Pretty sure those 50 thousand or so civilians killed on the street in the recent Iranian protests/riots would have been a lot less, if all those Iranians had easy access to guns, and not just the government.
Drones are not enough, you still need boots on the ground for you to claim control over a territory, and boots on the ground think twice about signing up for service if that includes facing armed mobs with guns on a daily basis.
So no, mobs with guns are not obsolete.
So, if one sees the whole of IRGC plus Basij as the "commandos", they alone form an active elite of about 0.5%, if one sees the entirety of the military+police we're looking at easily 2-3 million units, so up to 2%.
[1] https://en.wikipedia.org/wiki/Islamic_Revolutionary_Guard_Co...
[2] https://en.wikipedia.org/wiki/Islamic_Republic_of_Iran_Armed...
Drones cut both ways. You’re correct that it allows a small number of people loyal to the regime to asymmetrically oppress a large population. But drone technology is in theory accessible to the populace in an industrialized country.
The Taliban are a military and political group compromised of an ethnic minority in Afghanistan. It's not even that the US lost to "goat herders with guns". We failed to secure a small country against a well organized, armed minority.
2) The weapons culture of the US is so obsolete that there are government officials parroting lines about it not being legal to carry a concealed weapon during a protest in Minnesota when it is, actually, very much legal. That is to say, it's not obsolete at all. Given the prior public stances of the Trump administration on firearms, this is incredibly telling, and all the more reason why you can't trust people like them.
On the flip side in any domestic insurrection, the soldiers know the terrain, language, customs and culture of the people, the supply lines are nothing (rather than having to airlift materiel and people thousands of miles, you drive them on regular roads), the infrastructure supports espionage, most people support the regime and will collaborate to return to stability (since they voted for it), the regime never leaves (you can leave Afghanistan, you can't leave your own country or it ceases to be a country), and if you lose, you lose territory and/or politicians run the risk of violence.

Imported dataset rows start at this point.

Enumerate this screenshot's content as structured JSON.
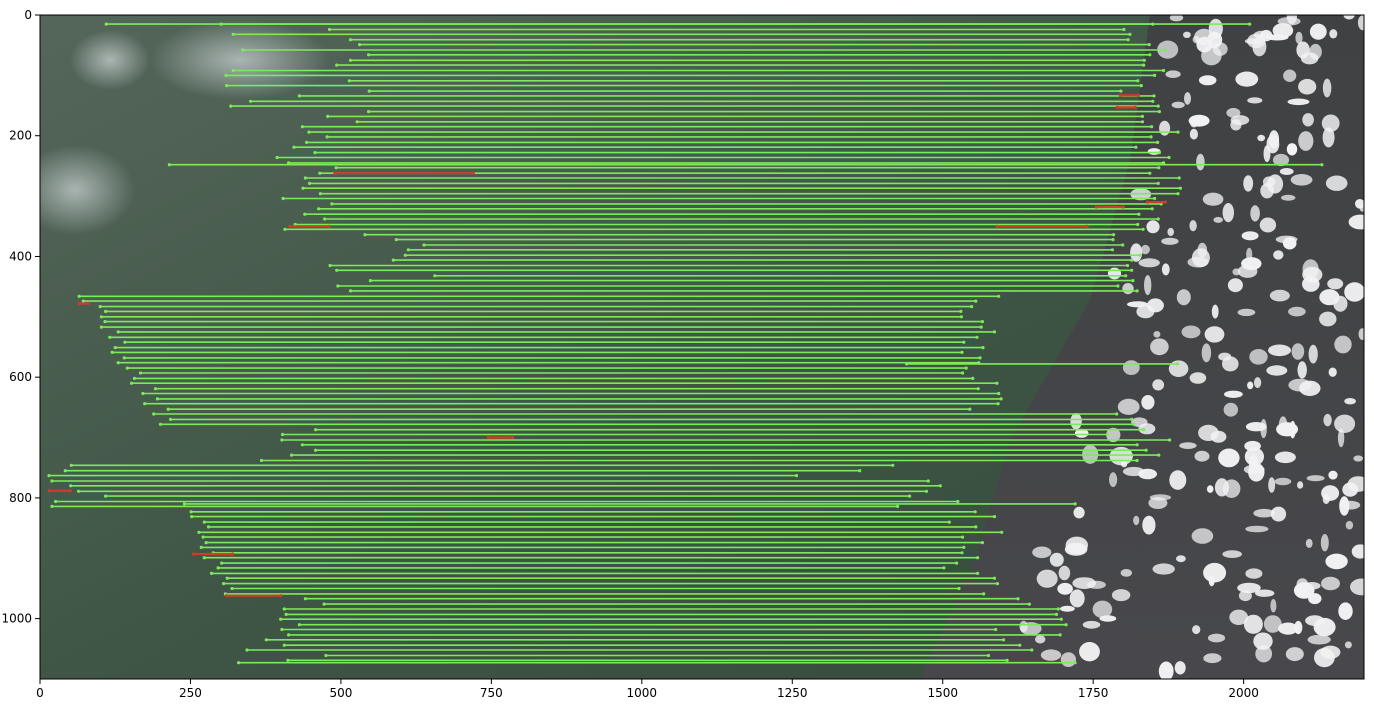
{
  "chart_data": {
    "type": "scatter",
    "title": "",
    "xlabel": "",
    "ylabel": "",
    "xlim": [
      0,
      2200
    ],
    "ylim": [
      1100,
      0
    ],
    "x_ticks": [
      0,
      250,
      500,
      750,
      1000,
      1250,
      1500,
      1750,
      2000
    ],
    "y_ticks": [
      0,
      200,
      400,
      600,
      800,
      1000
    ],
    "grid": false,
    "legend": "none",
    "background": "satellite image composite (left: vegetated terrain with haze, right: cloud-dotted fields)",
    "series": [
      {
        "color": "#7CEB5A",
        "kind": "match lines (inliers)",
        "segments": []
      },
      {
        "color": "#D23A2A",
        "kind": "match lines (outliers)",
        "segments": [
          [
            65,
            478,
            80,
            478
          ],
          [
            490,
            262,
            720,
            262
          ],
          [
            415,
            350,
            480,
            350
          ],
          [
            1590,
            350,
            1740,
            350
          ],
          [
            745,
            700,
            785,
            700
          ],
          [
            15,
            788,
            50,
            788
          ],
          [
            255,
            893,
            320,
            893
          ],
          [
            310,
            962,
            400,
            962
          ],
          [
            1795,
            133,
            1825,
            133
          ],
          [
            1790,
            153,
            1820,
            153
          ],
          [
            1840,
            310,
            1870,
            310
          ],
          [
            1755,
            318,
            1800,
            318
          ]
        ]
      }
    ]
  },
  "colors": {
    "inlier": "#7CEB5A",
    "outlier": "#D23A2A",
    "axis": "#000000"
  }
}
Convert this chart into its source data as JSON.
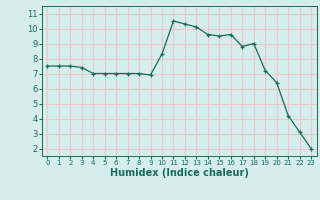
{
  "x": [
    0,
    1,
    2,
    3,
    4,
    5,
    6,
    7,
    8,
    9,
    10,
    11,
    12,
    13,
    14,
    15,
    16,
    17,
    18,
    19,
    20,
    21,
    22,
    23
  ],
  "y": [
    7.5,
    7.5,
    7.5,
    7.4,
    7.0,
    7.0,
    7.0,
    7.0,
    7.0,
    6.9,
    8.3,
    10.5,
    10.3,
    10.1,
    9.6,
    9.5,
    9.6,
    8.8,
    9.0,
    7.2,
    6.4,
    4.2,
    3.1,
    2.0
  ],
  "background_color": "#d6eded",
  "grid_color": "#e8c8c8",
  "line_color": "#1a6b5a",
  "marker_color": "#1a6b5a",
  "xlabel": "Humidex (Indice chaleur)",
  "xlim": [
    -0.5,
    23.5
  ],
  "ylim": [
    1.5,
    11.5
  ],
  "yticks": [
    2,
    3,
    4,
    5,
    6,
    7,
    8,
    9,
    10,
    11
  ],
  "xticks": [
    0,
    1,
    2,
    3,
    4,
    5,
    6,
    7,
    8,
    9,
    10,
    11,
    12,
    13,
    14,
    15,
    16,
    17,
    18,
    19,
    20,
    21,
    22,
    23
  ],
  "xlabel_fontsize": 7,
  "tick_fontsize_x": 5,
  "tick_fontsize_y": 6
}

The stakes are why these comparisons are never relevant.
Then the americans tried. They were not goat herders. They failed.
The pattern is clear.
If you were paying any attention at all, you'd see pretty much every 2A community, advocate and lobbying group was outraged by that statement and made statements against it.
Having said that, it is actually illegal to carry a firearm to go commit crimes like destroying government property, assaulting federal officers and obstructing them in carrying out their constitutional duties.